Players with eligibility remaining will be able to transfer to another school and will be able to play immediately, according to NCAA rules. Those who stay at WSU will retain their scholarships, Perkins said.
The decision comes at a time when financial pressures, brought on by a stagnant state economy, have forced public and private institutions to re-examine their budgets. The poor showing of the area’s three prime economic resources – oil, agriculture and the lightplane industry – have made fund-raising efforts, for both athletic and other functions, difficult.
“It is critical from my point of view to address the financial problems that face the university on another front rather than to expend any more energy in pursuing this particular problem,” he said. “We have got critical problems in our academic programs … I’ve got to focus my attention on the central mission of the university.”
“It’s a question of how much of a loss you can live with,” said John Gaston, a professor of minority studies at WSU and chairman of the executive committee for the Intercollegiate Athletic Association Inc., the athletic department’s financial corporation. “The line has to be drawn.”
Said Jim Hershberger, a longtime WSU supporter: “Just like we’re cutting down in the oil business, there are decisions that have to be made.”
Armstrong said it was possible that football could return to WSU. He said he will appoint a task force “which will study the role, if any, of football at WSU.” The task force, which Armstrong expects to name by the first of the year, will report to the president in 1989.
“I can’t see that far into the future,” Armstrong said when asked about the possible return of football. “I don’t want to hold false hope … nor do I want to hold out no hope.”
WSU finished its final season 3-8. But Armstrong said a winning season probably would not have saved the Shockers.
The key statistic for WSU this season was a deficit of $839,000, according to Armstrong.
That loss will contribute to an overall deficit in the athletic program of $400,000 this season, university officials said.
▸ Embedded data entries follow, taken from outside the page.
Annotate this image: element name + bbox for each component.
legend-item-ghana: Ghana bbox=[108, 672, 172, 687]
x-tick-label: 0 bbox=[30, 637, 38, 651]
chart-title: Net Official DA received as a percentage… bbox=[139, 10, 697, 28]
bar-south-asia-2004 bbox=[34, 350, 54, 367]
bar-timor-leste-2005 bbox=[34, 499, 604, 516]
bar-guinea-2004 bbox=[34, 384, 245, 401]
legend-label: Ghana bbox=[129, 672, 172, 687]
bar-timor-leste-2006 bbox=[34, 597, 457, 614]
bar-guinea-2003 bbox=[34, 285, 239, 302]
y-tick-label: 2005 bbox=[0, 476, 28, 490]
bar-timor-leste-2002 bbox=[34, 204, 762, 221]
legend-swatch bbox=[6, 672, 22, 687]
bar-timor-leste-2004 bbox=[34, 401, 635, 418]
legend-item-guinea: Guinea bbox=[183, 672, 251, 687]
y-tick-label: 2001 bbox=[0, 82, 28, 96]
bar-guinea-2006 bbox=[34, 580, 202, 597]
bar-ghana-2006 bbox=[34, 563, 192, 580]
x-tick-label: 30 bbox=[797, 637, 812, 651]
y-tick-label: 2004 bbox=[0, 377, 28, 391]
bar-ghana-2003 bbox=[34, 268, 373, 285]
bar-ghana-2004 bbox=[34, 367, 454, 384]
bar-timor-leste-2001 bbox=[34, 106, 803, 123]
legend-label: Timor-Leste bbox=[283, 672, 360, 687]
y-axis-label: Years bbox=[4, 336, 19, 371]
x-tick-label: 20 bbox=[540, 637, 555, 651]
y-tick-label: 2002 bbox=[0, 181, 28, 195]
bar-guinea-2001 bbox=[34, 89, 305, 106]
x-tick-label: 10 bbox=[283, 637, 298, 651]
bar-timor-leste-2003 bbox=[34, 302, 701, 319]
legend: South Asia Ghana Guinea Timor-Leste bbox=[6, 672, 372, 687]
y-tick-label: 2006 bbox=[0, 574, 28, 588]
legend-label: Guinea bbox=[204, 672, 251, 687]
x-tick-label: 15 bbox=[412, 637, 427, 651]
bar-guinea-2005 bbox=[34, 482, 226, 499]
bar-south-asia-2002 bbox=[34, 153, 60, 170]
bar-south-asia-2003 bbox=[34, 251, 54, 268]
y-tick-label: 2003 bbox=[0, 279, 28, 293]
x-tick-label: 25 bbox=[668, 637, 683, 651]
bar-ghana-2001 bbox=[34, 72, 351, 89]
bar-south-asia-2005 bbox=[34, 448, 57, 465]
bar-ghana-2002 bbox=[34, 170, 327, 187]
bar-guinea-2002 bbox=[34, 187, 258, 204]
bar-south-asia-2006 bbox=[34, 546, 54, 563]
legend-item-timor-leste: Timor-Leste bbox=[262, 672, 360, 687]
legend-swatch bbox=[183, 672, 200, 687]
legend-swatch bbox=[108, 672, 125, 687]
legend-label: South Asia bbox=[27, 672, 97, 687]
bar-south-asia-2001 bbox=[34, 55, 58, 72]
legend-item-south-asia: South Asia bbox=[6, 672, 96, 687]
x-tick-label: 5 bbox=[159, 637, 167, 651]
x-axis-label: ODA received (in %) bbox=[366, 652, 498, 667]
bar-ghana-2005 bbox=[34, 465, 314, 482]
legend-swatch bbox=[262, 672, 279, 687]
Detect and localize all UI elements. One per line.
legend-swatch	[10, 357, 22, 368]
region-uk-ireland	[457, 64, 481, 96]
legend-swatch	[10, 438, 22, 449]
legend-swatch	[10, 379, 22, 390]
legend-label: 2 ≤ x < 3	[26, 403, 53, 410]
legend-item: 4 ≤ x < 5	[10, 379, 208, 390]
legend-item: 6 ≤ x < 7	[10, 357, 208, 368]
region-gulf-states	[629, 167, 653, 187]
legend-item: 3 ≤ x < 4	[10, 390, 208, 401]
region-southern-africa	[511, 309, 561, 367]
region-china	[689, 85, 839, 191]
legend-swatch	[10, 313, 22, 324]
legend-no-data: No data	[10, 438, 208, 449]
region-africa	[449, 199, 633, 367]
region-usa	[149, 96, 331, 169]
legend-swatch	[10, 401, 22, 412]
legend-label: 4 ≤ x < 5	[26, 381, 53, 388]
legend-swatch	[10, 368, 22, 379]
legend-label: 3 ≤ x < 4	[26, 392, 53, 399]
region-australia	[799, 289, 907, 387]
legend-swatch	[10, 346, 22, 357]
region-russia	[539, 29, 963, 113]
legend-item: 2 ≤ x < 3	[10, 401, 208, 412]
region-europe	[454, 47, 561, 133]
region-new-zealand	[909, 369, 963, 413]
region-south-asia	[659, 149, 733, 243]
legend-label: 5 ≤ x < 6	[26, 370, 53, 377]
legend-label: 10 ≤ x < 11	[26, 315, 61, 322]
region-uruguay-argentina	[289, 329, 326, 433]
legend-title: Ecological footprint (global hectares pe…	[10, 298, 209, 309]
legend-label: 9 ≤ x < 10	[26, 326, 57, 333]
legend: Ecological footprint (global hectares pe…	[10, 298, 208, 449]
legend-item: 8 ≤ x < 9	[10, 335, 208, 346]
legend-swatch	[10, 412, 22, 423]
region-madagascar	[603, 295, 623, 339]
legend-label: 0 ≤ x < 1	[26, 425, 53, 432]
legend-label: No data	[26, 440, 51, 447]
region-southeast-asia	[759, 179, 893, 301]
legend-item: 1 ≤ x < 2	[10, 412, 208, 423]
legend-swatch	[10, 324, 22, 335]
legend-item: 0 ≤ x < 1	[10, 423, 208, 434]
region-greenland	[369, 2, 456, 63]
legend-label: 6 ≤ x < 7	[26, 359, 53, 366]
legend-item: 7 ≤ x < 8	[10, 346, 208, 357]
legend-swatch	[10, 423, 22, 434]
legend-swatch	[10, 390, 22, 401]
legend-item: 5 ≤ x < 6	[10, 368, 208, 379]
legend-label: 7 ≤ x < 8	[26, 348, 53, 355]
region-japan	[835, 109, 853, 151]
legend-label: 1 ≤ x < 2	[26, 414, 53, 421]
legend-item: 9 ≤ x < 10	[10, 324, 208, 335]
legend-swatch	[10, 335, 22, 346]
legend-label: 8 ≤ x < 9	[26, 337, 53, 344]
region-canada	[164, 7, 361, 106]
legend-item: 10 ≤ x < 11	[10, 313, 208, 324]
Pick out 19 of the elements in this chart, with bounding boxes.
ICAA Inc. will show a cumulative debt of $2.5 million at the end of the 1987 fiscal year, university officials said.
By funding football at its current level, the university projected ICAA Inc. would have a deficit of $3.6 million by 1990.
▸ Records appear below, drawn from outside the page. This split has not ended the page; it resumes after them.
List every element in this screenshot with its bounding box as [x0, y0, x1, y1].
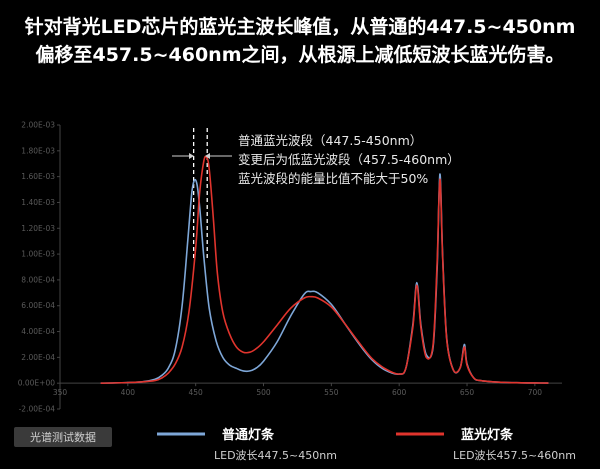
y-tick-label: 1.20E-03: [21, 224, 55, 233]
y-tick-label: 4.00E-04: [21, 327, 55, 336]
x-tick-label: 550: [324, 388, 339, 397]
series-group: [100, 155, 549, 384]
legend-area: 光谱测试数据 普通灯条 LED波长447.5~450nm 蓝光灯条 LED波长4…: [14, 427, 576, 462]
y-tick-label: -2.00E-04: [19, 405, 56, 414]
headline-line-2: 偏移至457.5~460nm之间，从根源上减低短波长蓝光伤害。: [35, 44, 565, 66]
annotation-line-2: 变更后为低蓝光波段（457.5-460nm）: [238, 152, 460, 167]
annotation-group: 普通蓝光波段（447.5-450nm） 变更后为低蓝光波段（457.5-460n…: [172, 133, 460, 186]
reference-lines: [192, 128, 208, 261]
headline-line-1: 针对背光LED芯片的蓝光主波长峰值，从普通的447.5~450nm: [24, 16, 576, 38]
y-tick-label: 1.80E-03: [21, 146, 55, 155]
y-tick-label: 2.00E-03: [21, 121, 55, 130]
x-tick-label: 700: [528, 388, 543, 397]
x-tick-label: 450: [189, 388, 204, 397]
annotation-line-3: 蓝光波段的能量比值不能大于50%: [238, 171, 428, 186]
series-line-1: [100, 155, 549, 384]
annotation-arrowhead-left: [189, 153, 194, 159]
annotation-line-1: 普通蓝光波段（447.5-450nm）: [238, 133, 422, 148]
legend-label-low-blue: 蓝光灯条: [461, 427, 514, 443]
spectrum-data-badge-label: 光谱测试数据: [30, 430, 96, 444]
x-tick-label: 500: [256, 388, 271, 397]
series-line-0: [100, 173, 549, 384]
y-tick-label: 8.00E-04: [21, 275, 55, 284]
x-tick-label: 600: [392, 388, 407, 397]
y-tick-label: 2.00E-04: [21, 353, 55, 362]
y-tick-label: 1.40E-03: [21, 198, 55, 207]
legend-sublabel-regular: LED波长447.5~450nm: [214, 449, 337, 462]
legend-label-regular: 普通灯条: [222, 427, 275, 443]
y-tick-label: 1.00E-03: [21, 250, 55, 259]
y-axis-ticks: -2.00E-04 0.00E+00 2.00E-04 4.00E-04 6.00E-0…: [18, 121, 60, 414]
y-tick-label: 1.60E-03: [21, 172, 55, 181]
x-axis-ticks: 350 400 450 500 550 600 650 700: [53, 383, 542, 397]
annotation-arrowhead-right: [205, 153, 210, 159]
legend-sublabel-low-blue: LED波长457.5~460nm: [453, 449, 576, 462]
y-tick-label: 6.00E-04: [21, 301, 55, 310]
spectrum-data-badge: [14, 427, 112, 447]
chart-axes: [59, 125, 562, 409]
x-tick-label: 650: [460, 388, 475, 397]
x-tick-label: 400: [121, 388, 136, 397]
x-tick-label: 350: [53, 388, 68, 397]
y-tick-label: 0.00E+00: [18, 379, 55, 388]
Armstrong said athletic department officials, in an effort to salvage the program, tried to solicit $3.6 million from supporters of the athletic program. No portion of the money was raised, Armstrong said.
“There simply wasn’t much response,” Armstrong said of the fund-raising effort. “… The many conversations I have had with numerous friends and supporters of the program have convinced me that support at that level simply does not exist in Wichita.
“We (the city of Wichita) haven’t quite reached the point where we understand what it costs to be competitive as a major university in sports across the board.… I think it’s a sad day for the city.”
As recently as Nov. 22, Armstrong said WSU would field a football team.
“I did believe at that time there would be a team,” Armstrong said.
Armstrong also said he did not consider moving the program to a lower level, such as Division I-AA or Division II. The financial savings from such a move would be minimal, he said.
Only one of the WSU’s 16 varsity sports – men’s basketball – makes a profit. Football was sacrificed because it had the largest deficit and because the school’s minor sports are funded by student fees.